The presynaptic α2-adrenergic receptor antagonist yohimbine or postsynaptic β-adrenergic receptor antagonist propranolol were used to induce intestinal motility. It can be observed that in the presence of blockers the antimotility effect of (-)-fenchone was significantly reduced, with this, it can be inferred that the adrenergic pathway is related to the antimotility effect of fenchone.

NO is a neurotransmitter released by inhibitory enteric neurons and causes post-junction hyperpolarization responses resulting in smooth muscle relaxation[50]. The KATP channels are expressed in large quantities in the intestinal smooth muscle modulating gastrointestinal motility in physiological and pathophysiological states[51]. NO activates soluble guanylyl cyclase, leading to the production of cyclic guanosine monophosphate (cGMP) that enables its dependent protein kinase, which activates potassium channels[50]. Activation of KATP promotes hyperpolarization of the cell membrane, reduction of Ca2+ influx and inhibition of cellular excitability, thus generating smooth muscle relaxation[51].

L-NAME an inhibitor of NO synthase or glibenclamide a KATP channel blocker was used as blockers of this pathway.
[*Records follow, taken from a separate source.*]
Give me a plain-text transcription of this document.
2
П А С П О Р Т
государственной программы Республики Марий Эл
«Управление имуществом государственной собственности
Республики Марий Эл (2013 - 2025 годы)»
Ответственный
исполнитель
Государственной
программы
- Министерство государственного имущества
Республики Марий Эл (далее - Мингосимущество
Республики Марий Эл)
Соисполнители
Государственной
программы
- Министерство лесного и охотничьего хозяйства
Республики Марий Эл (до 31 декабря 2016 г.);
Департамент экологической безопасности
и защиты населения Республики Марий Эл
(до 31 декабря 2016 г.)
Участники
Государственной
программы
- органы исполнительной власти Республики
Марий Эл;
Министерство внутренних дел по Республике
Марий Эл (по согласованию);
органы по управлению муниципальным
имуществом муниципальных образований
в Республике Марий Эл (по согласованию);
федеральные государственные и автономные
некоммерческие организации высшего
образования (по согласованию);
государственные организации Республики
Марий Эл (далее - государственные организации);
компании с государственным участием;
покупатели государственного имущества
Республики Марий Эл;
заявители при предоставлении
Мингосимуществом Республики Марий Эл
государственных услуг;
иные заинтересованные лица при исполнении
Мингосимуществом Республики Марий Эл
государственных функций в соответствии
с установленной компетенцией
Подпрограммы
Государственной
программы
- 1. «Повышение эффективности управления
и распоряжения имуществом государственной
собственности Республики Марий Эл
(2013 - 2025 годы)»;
From the results, it was observed that in the presence of the blockers the antimotility effect of fenchone was significantly reduced; thus, it can be suggested that the antimotility effect to fenchone may involve the NO-cGMP-KATP pathway.

These results corroborate with the study by Formiga et al[52] with the ethanolic extract of Maytenus erythroxylon Reissek, which has triterpenes in its composition, the administration of the extract associated with propranolol, L-NAME or glibenclamide reduced its antimotility effect, suggesting the participation of adrenergic and nitrergic pathways and KATP channels in their effect.
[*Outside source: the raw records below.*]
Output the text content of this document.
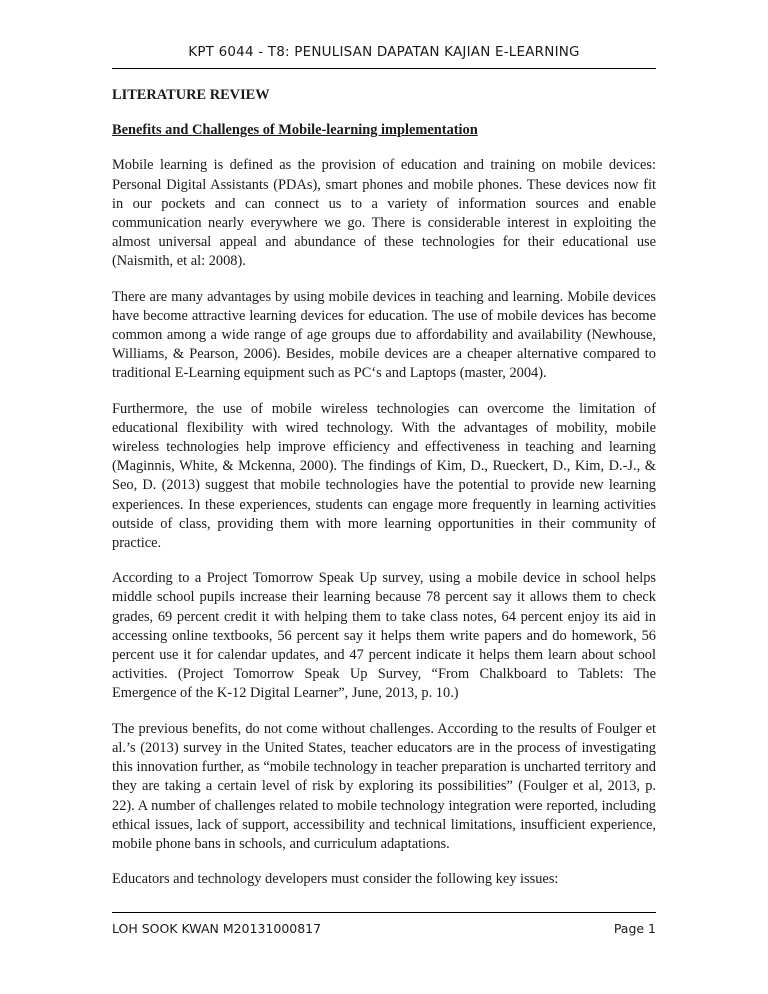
KPT 6044 - T8: PENULISAN DAPATAN KAJIAN E-LEARNING

LITERATURE REVIEW

Benefits and Challenges of Mobile-learning implementation

Mobile learning is defined as the provision of education and training on mobile devices: Personal Digital Assistants (PDAs), smart phones and mobile phones. These devices now fit in our pockets and can connect us to a variety of information sources and enable communication nearly everywhere we go. There is considerable interest in exploiting the almost universal appeal and abundance of these technologies for their educational use (Naismith, et al: 2008).

There are many advantages by using mobile devices in teaching and learning. Mobile devices have become attractive learning devices for education. The use of mobile devices has become common among a wide range of age groups due to affordability and availability (Newhouse, Williams, & Pearson, 2006). Besides, mobile devices are a cheaper alternative compared to traditional E-Learning equipment such as PC‘s and Laptops (master, 2004).

Furthermore, the use of mobile wireless technologies can overcome the limitation of educational flexibility with wired technology. With the advantages of mobility, mobile wireless technologies help improve efficiency and effectiveness in teaching and learning (Maginnis, White, & Mckenna, 2000). The findings of Kim, D., Rueckert, D., Kim, D.-J., & Seo, D. (2013) suggest that mobile technologies have the potential to provide new learning experiences. In these experiences, students can engage more frequently in learning activities outside of class, providing them with more learning opportunities in their community of practice.

According to a Project Tomorrow Speak Up survey, using a mobile device in school helps middle school pupils increase their learning because 78 percent say it allows them to check grades, 69 percent credit it with helping them to take class notes, 64 percent enjoy its aid in accessing online textbooks, 56 percent say it helps them write papers and do homework, 56 percent use it for calendar updates, and 47 percent indicate it helps them learn about school activities. (Project Tomorrow Speak Up Survey, “From Chalkboard to Tablets: The Emergence of the K-12 Digital Learner”, June, 2013, p. 10.)

The previous benefits, do not come without challenges. According to the results of Foulger et al.’s (2013) survey in the United States, teacher educators are in the process of investigating this innovation further, as “mobile technology in teacher preparation is uncharted territory and they are taking a certain level of risk by exploring its possibilities” (Foulger et al, 2013, p. 22). A number of challenges related to mobile technology integration were reported, including ethical issues, lack of support, accessibility and technical limitations, insufficient experience, mobile phone bans in schools, and curriculum adaptations.

Educators and technology developers must consider the following key issues:

LOH SOOK KWAN M20131000817	Page 1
To evaluate the antisecretory effect of (-)-fenchone was used the intestinal fluid accumulation model (enteropooling) induced by castor oil. The results show that (-)-fenchone did not reverse the accumulation of fluid caused by the inducing agent. It can suppose that the antidiarrheal effect of this monoterpene does not involve antisecretory and pro-absorptive mechanisms. This result differs the Sisay et al[53], in which the extract of Verbena officiinalis rich in terpenoids, had an inhibitory effect on enteropooling induced by castor oil.

According to the results obtained in the tests, it was found that (-)-fenchone at concentrations of 1024 to 16 μg/mL does not show antibacterial activity against any of the tested bacterial strains. A study conducted by Balogun et al[54] demonstrated that the essential oil of Moringa oleifera at a concentration of 25 mg/mL. With monoterpenes as the most abundant class of compounds, exhibited relatively weak antibacterial activity against Staphylococcus aureus, Escherichia coli and Pseudomonas aeruginosa.
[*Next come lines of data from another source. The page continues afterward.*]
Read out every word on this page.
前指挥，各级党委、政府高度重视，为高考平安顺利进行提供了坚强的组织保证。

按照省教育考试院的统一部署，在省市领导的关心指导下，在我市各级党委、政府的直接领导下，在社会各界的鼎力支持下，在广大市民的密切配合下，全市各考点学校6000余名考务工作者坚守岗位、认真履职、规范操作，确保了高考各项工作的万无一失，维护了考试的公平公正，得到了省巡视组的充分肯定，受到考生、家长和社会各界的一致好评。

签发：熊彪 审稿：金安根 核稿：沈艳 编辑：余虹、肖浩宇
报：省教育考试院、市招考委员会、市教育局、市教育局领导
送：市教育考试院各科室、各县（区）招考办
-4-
Several studies have reported a variety of funges can cause diarrhea and opportunistic infections, such as genus Candida (C. albicans, C. tropicalis, and C. krusei)[55,56]. Many essential oils already have known antifungal activity[57]. The results obtained in this study showed that monoterpene (-)-fenchone in concentrations of 32 μg/mL and 64 μg/mL, inhibited the growth of all tested strains (Candida albicans ATCC-76645 and LM-05; Candida tropicalis ATCC-13803 and LM-20; Candida Krusei ATCC-6258 and LM-13).

The results obtained corroborate the study by Dias et al[58] the antifungal activity of monoterpene linalool in clinical strains of C. albicans, C. krusei, and C. tropicalis was evaluated. The results showed that this monoterpene inhibited the growth of all strains of fungi at the concentrations evaluated.

Several studies have demonstrated the antifungal potential of products of natural origin used alone or in combination with medications already used. It was evaluated the association between (-)-fenchone and amphotericin B, an antifungal agent standard, utilizing the checkerboard method[59]. Candida albicans is still the most prevalent species in infections caused by fungi, bringing an even more worrying scenario due to the high rates of resistance to antifungals[60]. Amphotericin B is an antifungal of the polyenes class, and its mechanism of action involves interaction with ergosterol. It leads to the formation of pores in the membrane, loss of integrity, rapid extravasation of potassium and other ions causing cell death[61].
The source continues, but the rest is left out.